Bombastic Baby Cobra Earns Big Laughs

Rachel Jin, Lifestyle Editor

Fresh Off the Boat writer Ali Wong brings to the table material of a whole different level with her Netflix stand-up special Baby Cobra. The hour-long show features Wong, 7 months pregnant, relating anecdotes and aspirations that her now-infant daughter won’t ever want to hear come out of her mother’s mouth.

One of the most distinguishing features of Wong’s comedy is its vulgarity. Unlike most comedians, who choose only to lace their relatively vanilla rants and raves with innuendo, Wong is willing to get down to the dirty details of her everyday realities. You will be shocked at how far she is willing to take each of her jokes. It’s rare to see a soon-to-be mom on stage, explaining to strangers what bathroom incidents make her lose respect for her coworkers, or the tips that she received in the course of her sexually active youth (she describes her body as “a public park”). She embellishes her performance with expressive hand gestures and pantomime.

Wong moves at a slow pace; she pauses often between sentences, and she spaces her words out. However, this proves to be a valuable asset, allowing her to pull off surprise twists more effectively and unexpectedly, and she leaves the audience perpetually in suspense, waiting for whatever she has to say next.

Not once does Wong fake innocence or pretend to be a good person. She gets honest about her financial motivations for marrying her Harvard-educated husband, and about how she wants children only for the purpose of financial sustenance when her husband inevitably dies. Like many comedians, she uses racial stereotypes to her advantage, buckling down particularly on the ones that hold true for her and her husband. She elaborates on her Asian background.

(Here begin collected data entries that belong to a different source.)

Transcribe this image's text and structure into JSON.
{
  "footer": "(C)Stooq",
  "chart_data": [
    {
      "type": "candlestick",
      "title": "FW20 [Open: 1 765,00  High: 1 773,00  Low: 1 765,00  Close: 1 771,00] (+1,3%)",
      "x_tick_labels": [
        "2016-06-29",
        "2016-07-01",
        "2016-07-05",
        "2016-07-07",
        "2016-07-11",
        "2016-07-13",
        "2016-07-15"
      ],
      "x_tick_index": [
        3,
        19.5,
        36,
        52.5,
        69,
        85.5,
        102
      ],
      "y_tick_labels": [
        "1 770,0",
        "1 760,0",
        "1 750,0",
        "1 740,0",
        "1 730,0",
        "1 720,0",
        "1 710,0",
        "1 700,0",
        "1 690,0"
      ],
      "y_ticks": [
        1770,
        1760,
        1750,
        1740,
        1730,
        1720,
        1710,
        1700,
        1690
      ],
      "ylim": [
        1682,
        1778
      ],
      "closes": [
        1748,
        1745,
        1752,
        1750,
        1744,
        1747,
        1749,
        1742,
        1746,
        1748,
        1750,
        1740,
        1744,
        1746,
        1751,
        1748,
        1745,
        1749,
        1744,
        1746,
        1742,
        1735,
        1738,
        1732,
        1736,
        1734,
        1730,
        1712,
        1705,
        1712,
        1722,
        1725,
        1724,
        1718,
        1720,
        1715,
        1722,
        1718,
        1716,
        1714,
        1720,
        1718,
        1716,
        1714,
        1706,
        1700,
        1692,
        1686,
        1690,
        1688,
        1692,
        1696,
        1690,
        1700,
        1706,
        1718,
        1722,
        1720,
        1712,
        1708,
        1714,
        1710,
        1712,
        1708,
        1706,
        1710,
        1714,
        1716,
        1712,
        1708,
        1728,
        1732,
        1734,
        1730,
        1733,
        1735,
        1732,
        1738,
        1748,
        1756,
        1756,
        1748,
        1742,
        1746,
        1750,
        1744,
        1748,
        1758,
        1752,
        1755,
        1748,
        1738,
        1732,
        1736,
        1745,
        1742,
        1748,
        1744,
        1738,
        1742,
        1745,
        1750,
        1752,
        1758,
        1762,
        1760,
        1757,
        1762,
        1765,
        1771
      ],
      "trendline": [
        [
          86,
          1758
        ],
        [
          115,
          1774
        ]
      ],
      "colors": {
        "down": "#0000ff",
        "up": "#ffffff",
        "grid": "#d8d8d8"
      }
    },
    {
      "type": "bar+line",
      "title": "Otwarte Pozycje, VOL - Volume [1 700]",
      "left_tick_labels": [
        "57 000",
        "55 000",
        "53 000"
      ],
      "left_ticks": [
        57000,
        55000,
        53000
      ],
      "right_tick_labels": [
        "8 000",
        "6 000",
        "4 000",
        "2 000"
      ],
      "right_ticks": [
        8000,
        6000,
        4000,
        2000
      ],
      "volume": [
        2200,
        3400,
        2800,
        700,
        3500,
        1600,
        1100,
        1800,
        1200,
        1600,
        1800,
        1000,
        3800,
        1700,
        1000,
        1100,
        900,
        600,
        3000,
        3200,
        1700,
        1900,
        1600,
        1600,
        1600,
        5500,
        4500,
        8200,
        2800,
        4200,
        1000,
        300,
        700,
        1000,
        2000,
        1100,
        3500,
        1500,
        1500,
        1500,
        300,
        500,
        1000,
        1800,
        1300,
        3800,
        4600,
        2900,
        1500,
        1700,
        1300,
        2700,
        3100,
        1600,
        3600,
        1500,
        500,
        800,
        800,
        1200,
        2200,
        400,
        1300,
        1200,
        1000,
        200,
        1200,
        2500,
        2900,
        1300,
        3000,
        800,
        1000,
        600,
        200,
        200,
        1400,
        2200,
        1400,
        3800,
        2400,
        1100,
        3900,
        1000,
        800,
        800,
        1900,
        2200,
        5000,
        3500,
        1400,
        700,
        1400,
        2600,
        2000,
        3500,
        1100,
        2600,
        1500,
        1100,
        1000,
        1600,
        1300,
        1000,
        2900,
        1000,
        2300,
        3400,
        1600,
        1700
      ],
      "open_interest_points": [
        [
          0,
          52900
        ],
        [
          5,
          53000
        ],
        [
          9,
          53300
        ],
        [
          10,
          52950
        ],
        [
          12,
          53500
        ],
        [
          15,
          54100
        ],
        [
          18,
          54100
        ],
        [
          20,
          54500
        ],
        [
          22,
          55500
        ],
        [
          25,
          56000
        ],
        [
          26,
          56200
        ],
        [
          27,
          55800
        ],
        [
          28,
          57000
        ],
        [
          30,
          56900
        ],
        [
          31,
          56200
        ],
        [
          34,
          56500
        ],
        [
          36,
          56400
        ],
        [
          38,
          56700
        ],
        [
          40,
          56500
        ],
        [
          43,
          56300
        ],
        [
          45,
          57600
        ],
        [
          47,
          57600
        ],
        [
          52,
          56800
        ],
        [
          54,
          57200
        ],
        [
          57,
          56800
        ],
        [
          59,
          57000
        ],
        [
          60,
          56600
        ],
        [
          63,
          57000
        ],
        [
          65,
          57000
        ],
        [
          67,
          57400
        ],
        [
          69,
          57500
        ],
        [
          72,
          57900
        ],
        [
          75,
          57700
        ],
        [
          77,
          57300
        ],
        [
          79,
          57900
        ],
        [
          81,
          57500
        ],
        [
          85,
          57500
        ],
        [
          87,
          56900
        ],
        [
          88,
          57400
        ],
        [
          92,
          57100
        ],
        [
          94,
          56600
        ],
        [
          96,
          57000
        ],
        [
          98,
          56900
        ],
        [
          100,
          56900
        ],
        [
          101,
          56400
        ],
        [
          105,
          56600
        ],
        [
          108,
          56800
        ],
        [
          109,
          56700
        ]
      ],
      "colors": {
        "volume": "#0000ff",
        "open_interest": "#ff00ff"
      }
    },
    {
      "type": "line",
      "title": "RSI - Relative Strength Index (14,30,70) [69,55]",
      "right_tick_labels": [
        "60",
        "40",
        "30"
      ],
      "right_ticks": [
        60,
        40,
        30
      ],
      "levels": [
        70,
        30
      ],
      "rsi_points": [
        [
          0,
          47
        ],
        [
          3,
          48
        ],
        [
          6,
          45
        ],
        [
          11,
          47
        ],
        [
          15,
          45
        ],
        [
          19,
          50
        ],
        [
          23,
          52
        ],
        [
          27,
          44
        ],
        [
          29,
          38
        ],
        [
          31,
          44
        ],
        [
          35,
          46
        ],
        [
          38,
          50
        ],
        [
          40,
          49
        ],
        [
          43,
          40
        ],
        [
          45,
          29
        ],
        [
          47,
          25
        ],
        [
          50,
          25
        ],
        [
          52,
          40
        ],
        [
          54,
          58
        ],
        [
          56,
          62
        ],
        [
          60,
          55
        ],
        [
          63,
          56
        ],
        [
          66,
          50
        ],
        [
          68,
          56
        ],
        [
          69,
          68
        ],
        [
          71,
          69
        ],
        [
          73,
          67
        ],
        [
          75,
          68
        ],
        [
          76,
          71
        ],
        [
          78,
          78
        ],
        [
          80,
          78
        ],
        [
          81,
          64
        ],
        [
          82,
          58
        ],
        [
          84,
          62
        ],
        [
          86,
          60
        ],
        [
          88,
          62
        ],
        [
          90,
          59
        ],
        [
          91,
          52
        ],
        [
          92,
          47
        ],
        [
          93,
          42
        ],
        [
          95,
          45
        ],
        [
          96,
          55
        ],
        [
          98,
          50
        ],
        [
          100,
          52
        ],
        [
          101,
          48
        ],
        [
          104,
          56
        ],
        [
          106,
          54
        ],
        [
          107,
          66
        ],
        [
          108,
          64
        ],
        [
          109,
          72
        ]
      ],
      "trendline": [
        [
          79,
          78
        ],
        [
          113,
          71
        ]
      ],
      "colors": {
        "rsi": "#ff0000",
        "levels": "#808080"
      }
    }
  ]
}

Wong’s material touches upon controversial subjects. She spends much of her time dissing the feminist movement and the expectations it has placed on her to work, which hamper her dream of becoming a rich housewife. Though many audience members initially react with shock at her declaration that “feminism is the worst thing to ever happen to women”- she recounted on a Reddit AMA that a woman walked out of her show after hearing that – it soon becomes clear that her real critiques are not as scathing as they initially seem. Rather than rejecting the idea of equality, as many would expect, Wong instead laments the impracticality of her desire for laziness with the expectations the movement has placed upon her and explains that the feminist ideal of aiming high and achieving greatness is not her dream.

Though Wong’s content is funny at first, it becomes repetitive toward the end. Her theme of “I don’t want to work anymore” is a recurring one – perhaps overly so. Every time she mentions her husband, jobs, kids, or money, there is inevitably a declaration of her desire not to work following it.

Wong’s flair for the dramatic and vulgar doesn’t carry the show far. Laughs eventually morph into amused half-smiles.

Still, Baby Cobra is funny. As a frequent watcher of all cheap humor and slapstick comedies, I would recommend it.